Whenever a drink is shared there is sure to be a transfer of salvia. And you probably consider yourself a generally clean and healthy person (and assume the same of the one you’re sharing a beverage with). But salivary transfer can lead to the spread of germs and viruses.

The most common ailments to be transmitted via saliva are strep throat, the common cold, and mumps. Although rare, there’s also the possibility of meningitis. And even less common, but still a real possibility, cold sores, and mononucleosis (sometimes called the “kissing disease”) can be transferred through saliva.

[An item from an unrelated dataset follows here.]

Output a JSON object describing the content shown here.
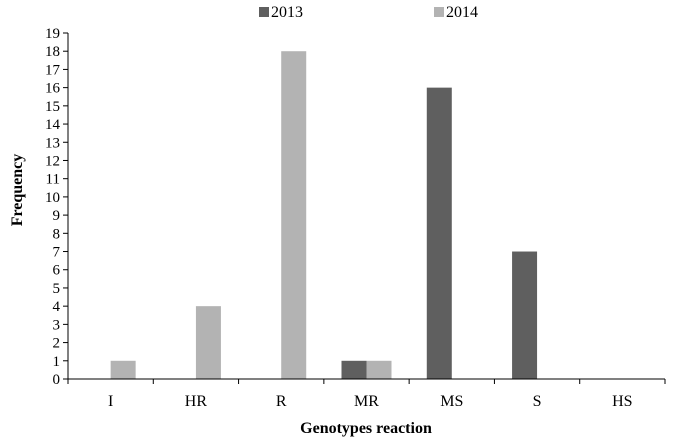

The topic of what exactly can be transferred through shared utensils and drinking devices has been debated. And authoritative voices have argued against the possibility of certain diseases being transferred these means. But in a 2013 Huffington Post article, Dr. Thomas P. Connelly made an interesting observation. He notes a seemingly contradictory claim in the CDC’s HBV FAQ.

“The CDC says, “HBV is not spread through food or water, sharing eating utensils, breastfeeding, hugging, kissing, hand holding, coughing, or sneezing” (we can pretty much safely assume they mean water bottles there, too). But then, take a look on that page just a little above that statement — they say “HBV is transmitted through activities that involve percutaneous (i.e., puncture through the skin) or mucosal contact with infectious blood or body fluids (e.g., semen, saliva).” See it right there — saliva.

Then, a few lines down, they state the question: “How long does HBV survive outside the body?”, and they answer it with “HBV can survive outside the body at least seven days and still be capable of causing infection.”

See what’s going on there? They first say that no, it can’t be caused by sharing a fork (I’m obviously paraphrasing this), then they say but it’s in saliva and can live outside the body for seven days. So if the fork goes in your mouth, and the disease can be in saliva, and can live outside the body for seven days...

You know what that says to me? That says don’t share forks (or water bottles) with someone who has hepatitis B.”

don't share your drink

Know who’s sharing your drink

The possibility that disease can be spread through simply taking a swig of someone’s water may seem silly. In a world of “Oh, that looks good – mind if I have a sip?” sharing beverages can be an everyday occurrence. Dr. Connelly admits that this notion may be perceived as paranoia by some.

But I think his drink sharing philosophy would be wise to contemplate. The next time you consider sharing a drink, consider this (sexual preferences aside): would you kiss this person on the lips?

So get your own bottle and stop taking your friends!